[CHAPTER XIX—A DESERTED TRYST]
Nora was disconsolate. For two days the dainties left for Lucia had remained untouched. The bread box which Vita had given her to play with, and into which the food was deposited for Lucia, stood upon the tree stump with the sliced lamb, the piece of cake, and the big orange which comprised the last installment offered by the sympathetic Nora, just as she had left it.
“Can anything have happened to her?” Nora asked herself. She was almost too disappointed to sit down and rest in the cool, quiet shade. Cap sniffed the box but did not put a paw up to beg, and even the big noisy blue-jay scorned a few crumbs that lay on a fallen leaf.

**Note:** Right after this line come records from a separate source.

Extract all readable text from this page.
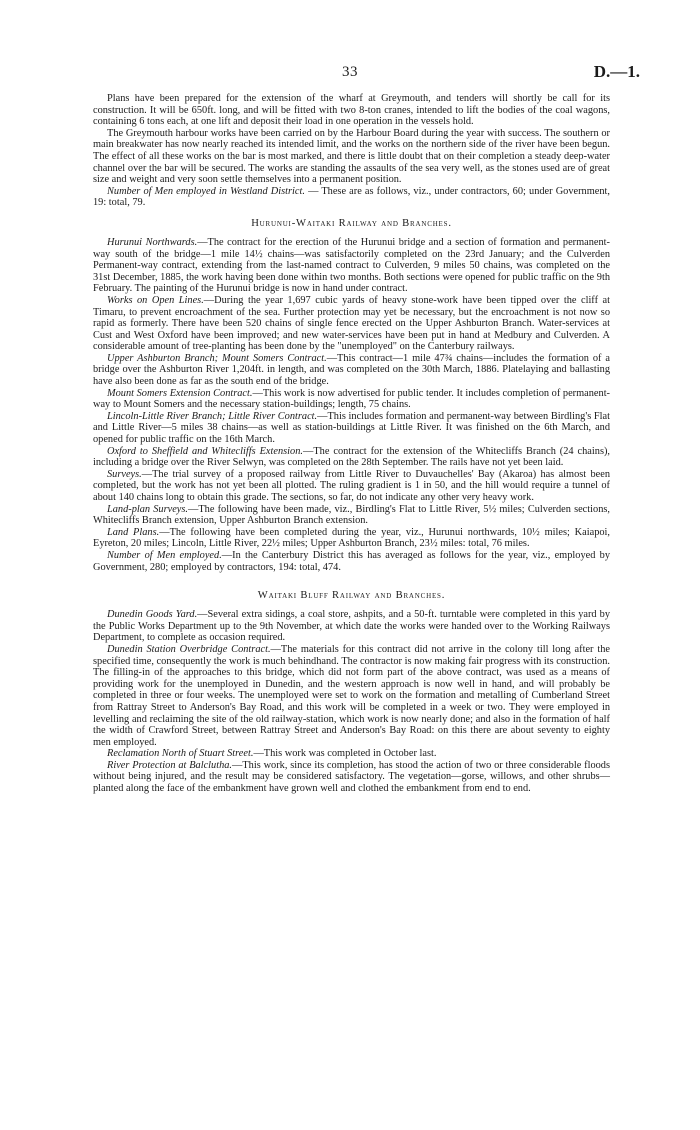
33	D.—1.

Plans have been prepared for the extension of the wharf at Greymouth, and tenders will shortly be call for its construction. It will be 650ft. long, and will be fitted with two 8-ton cranes, intended to lift the bodies of the coal wagons, containing 6 tons each, at one lift and deposit their load in one operation in the vessels hold.

The Greymouth harbour works have been carried on by the Harbour Board during the year with success. The southern or main breakwater has now nearly reached its intended limit, and the works on the northern side of the river have been begun. The effect of all these works on the bar is most marked, and there is little doubt that on their completion a steady deep-water channel over the bar will be secured. The works are standing the assaults of the sea very well, as the stones used are of great size and weight and very soon settle themselves into a permanent position.

Number of Men employed in Westland District. — These are as follows, viz., under contractors, 60; under Government, 19: total, 79.

Hurunui-Waitaki Railway and Branches.

Hurunui Northwards.—The contract for the erection of the Hurunui bridge and a section of formation and permanent-way south of the bridge—1 mile 14½ chains—was satisfactorily completed on the 23rd January; and the Culverden Permanent-way contract, extending from the last-named contract to Culverden, 9 miles 50 chains, was completed on the 31st December, 1885, the work having been done within two months. Both sections were opened for public traffic on the 9th February. The painting of the Hurunui bridge is now in hand under contract.

Works on Open Lines.—During the year 1,697 cubic yards of heavy stone-work have been tipped over the cliff at Timaru, to prevent encroachment of the sea. Further protection may yet be necessary, but the encroachment is not now so rapid as formerly. There have been 520 chains of single fence erected on the Upper Ashburton Branch. Water-services at Cust and West Oxford have been improved; and new water-services have been put in hand at Medbury and Culverden. A considerable amount of tree-planting has been done by the "unemployed" on the Canterbury railways.

Upper Ashburton Branch; Mount Somers Contract.—This contract—1 mile 47¾ chains—includes the formation of a bridge over the Ashburton River 1,204ft. in length, and was completed on the 30th March, 1886. Platelaying and ballasting have also been done as far as the south end of the bridge.

Mount Somers Extension Contract.—This work is now advertised for public tender. It includes completion of permanent-way to Mount Somers and the necessary station-buildings; length, 75 chains.

Lincoln-Little River Branch; Little River Contract.—This includes formation and permanent-way between Birdling's Flat and Little River—5 miles 38 chains—as well as station-buildings at Little River. It was finished on the 6th March, and opened for public traffic on the 16th March.

Oxford to Sheffield and Whitecliffs Extension.—The contract for the extension of the Whitecliffs Branch (24 chains), including a bridge over the River Selwyn, was completed on the 28th September. The rails have not yet been laid.

Surveys.—The trial survey of a proposed railway from Little River to Duvauchelles' Bay (Akaroa) has almost been completed, but the work has not yet been all plotted. The ruling gradient is 1 in 50, and the hill would require a tunnel of about 140 chains long to obtain this grade. The sections, so far, do not indicate any other very heavy work.

Land-plan Surveys.—The following have been made, viz., Birdling's Flat to Little River, 5½ miles; Culverden sections, Whitecliffs Branch extension, Upper Ashburton Branch extension.

Land Plans.—The following have been completed during the year, viz., Hurunui northwards, 10½ miles; Kaiapoi, Eyreton, 20 miles; Lincoln, Little River, 22½ miles; Upper Ashburton Branch, 23½ miles: total, 76 miles.

Number of Men employed.—In the Canterbury District this has averaged as follows for the year, viz., employed by Government, 280; employed by contractors, 194: total, 474.

Waitaki Bluff Railway and Branches.

Dunedin Goods Yard.—Several extra sidings, a coal store, ashpits, and a 50-ft. turntable were completed in this yard by the Public Works Department up to the 9th November, at which date the works were handed over to the Working Railways Department, to complete as occasion required.

Dunedin Station Overbridge Contract.—The materials for this contract did not arrive in the colony till long after the specified time, consequently the work is much behindhand. The contractor is now making fair progress with its construction. The filling-in of the approaches to this bridge, which did not form part of the above contract, was used as a means of providing work for the unemployed in Dunedin, and the western approach is now well in hand, and will probably be completed in three or four weeks. The unemployed were set to work on the formation and metalling of Cumberland Street from Rattray Street to Anderson's Bay Road, and this work will be completed in a week or two. They were employed in levelling and reclaiming the site of the old railway-station, which work is now nearly done; and also in the formation of half the width of Crawford Street, between Rattray Street and Anderson's Bay Road: on this there are about seventy to eighty men employed.

Reclamation North of Stuart Street.—This work was completed in October last.

River Protection at Balclutha.—This work, since its completion, has stood the action of two or three considerable floods without being injured, and the result may be considered satisfactory. The vegetation—gorse, willows, and other shrubs—planted along the face of the embankment have grown well and clothed the embankment from end to end.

“Suppose he—murdered her!”
It was not unusual for a girl like Nora to think the very worst first, in fact the normal, childish mind is very apt to leap at a sensation, but only the high spot is sensed, the detail is always conspicuously lacking.

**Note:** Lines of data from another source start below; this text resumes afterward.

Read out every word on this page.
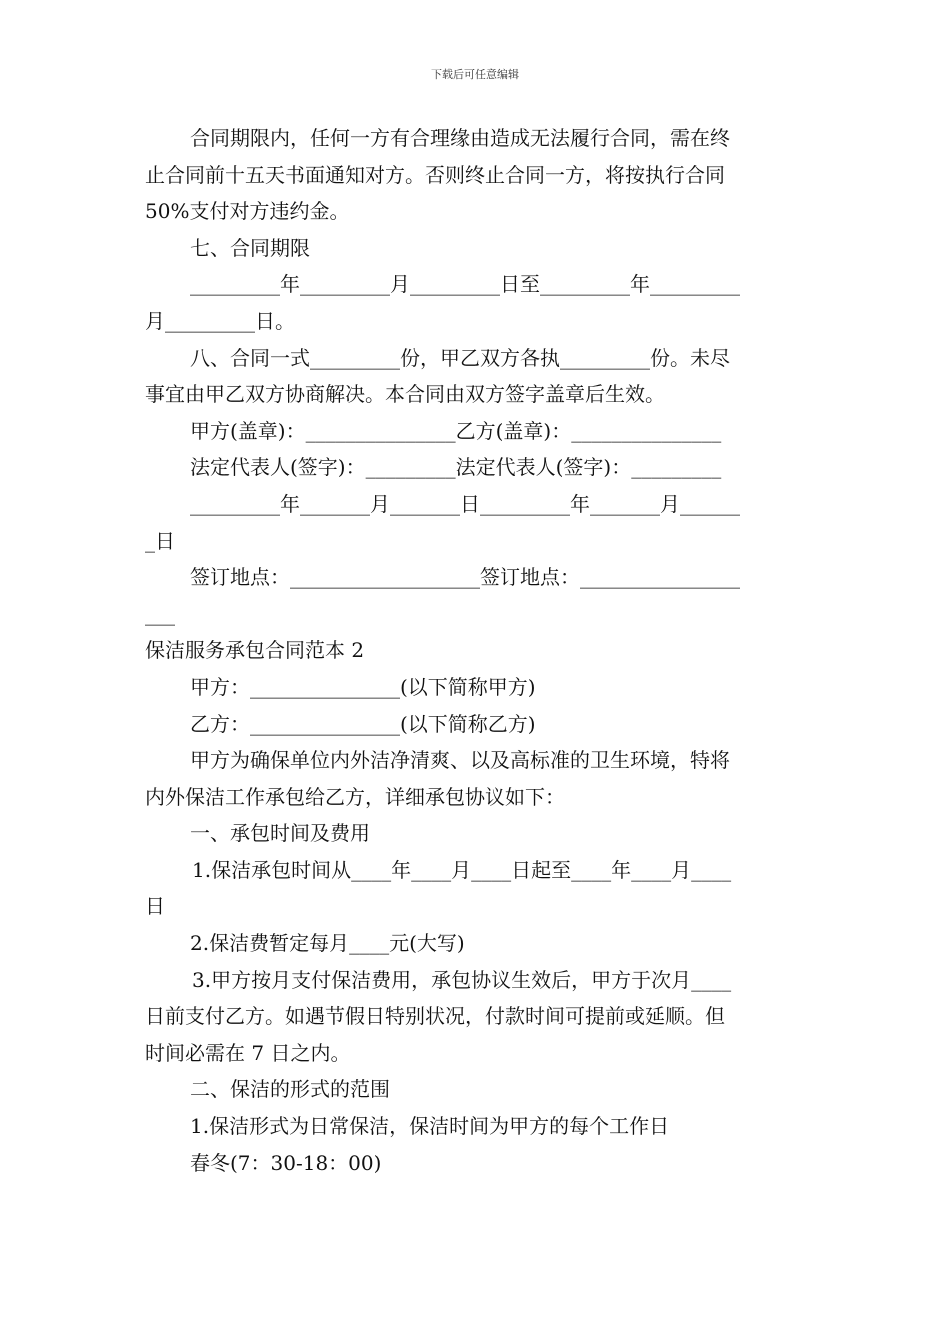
下载后可任意编辑
合同期限内，任何一方有合理缘由造成无法履行合同，需在终
止合同前十五天书面通知对方。否则终止合同一方，将按执行合同
50%支付对方违约金。
七、合同期限
_________年_________月_________日至_________年_________
月_________日。
八、合同一式_________份，甲乙双方各执_________份。未尽
事宜由甲乙双方协商解决。本合同由双方签字盖章后生效。
甲方(盖章)：_______________乙方(盖章)：_______________
法定代表人(签字)：_________法定代表人(签字)：_________
_________年_______月_______日_________年_______月______
_日
签订地点：___________________签订地点：________________
___
保洁服务承包合同范本 2
甲方：_______________(以下简称甲方)
乙方：_______________(以下简称乙方)
甲方为确保单位内外洁净清爽、以及高标准的卫生环境，特将
内外保洁工作承包给乙方，详细承包协议如下：
一、承包时间及费用
1.保洁承包时间从____年____月____日起至____年____月____
日
2.保洁费暂定每月____元(大写)
3.甲方按月支付保洁费用，承包协议生效后，甲方于次月____
日前支付乙方。如遇节假日特别状况，付款时间可提前或延顺。但
时间必需在 7 日之内。
二、保洁的形式的范围
1.保洁形式为日常保洁，保洁时间为甲方的每个工作日
春冬(7：30-18：00)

“Of course she is deadly sick. Oh, why didn’t she let me know where she lived,” Nora wailed secretly. “I could visit her and bring her all sorts of lovely things——”

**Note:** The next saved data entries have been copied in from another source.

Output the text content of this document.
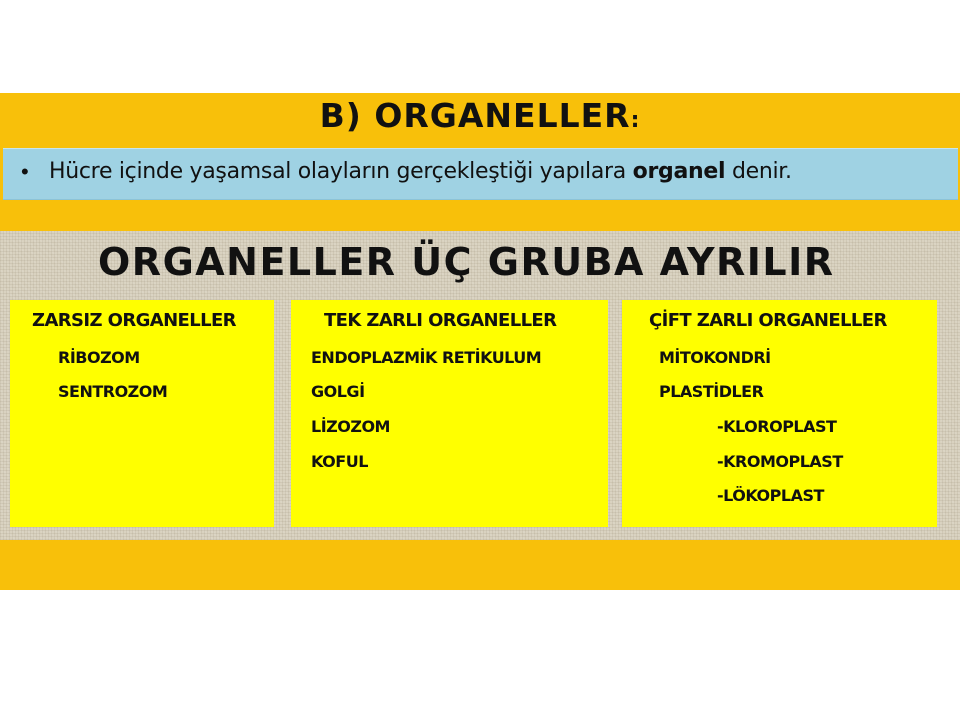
B) ORGANELLER:
• Hücre içinde yaşamsal olayların gerçekleştiği yapılara organel denir.
ORGANELLER ÜÇ GRUBA AYRILIR
ZARSIZ ORGANELLER
RİBOZOM
SENTROZOM
TEK ZARLI ORGANELLER
ENDOPLAZMİK RETİKULUM
GOLGİ
LİZOZOM
KOFUL
ÇİFT ZARLI ORGANELLER
MİTOKONDRİ
PLASTİDLER
-KLOROPLAST
-KROMOPLAST
-LÖKOPLAST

She lifted the paper napkin that covered the food offering.
“What’s this?” she exclaimed. A stiff little green leaf made of very shiny paper appeared, and with it, Nora found, was an old fashioned nose-gay, the sort beloved by the Italians and the Polish peasantry. Nora picked up the spray. It was tied with a green ribbon and somehow gave Nora a distinct shock.
“Oh! She’s dead, this is what they—have at funerals!”
Tears welled up into the blue eyes, and hands holding the silent message trembled. Nora sat down and Cap nosed up to her; he knew something was the matter.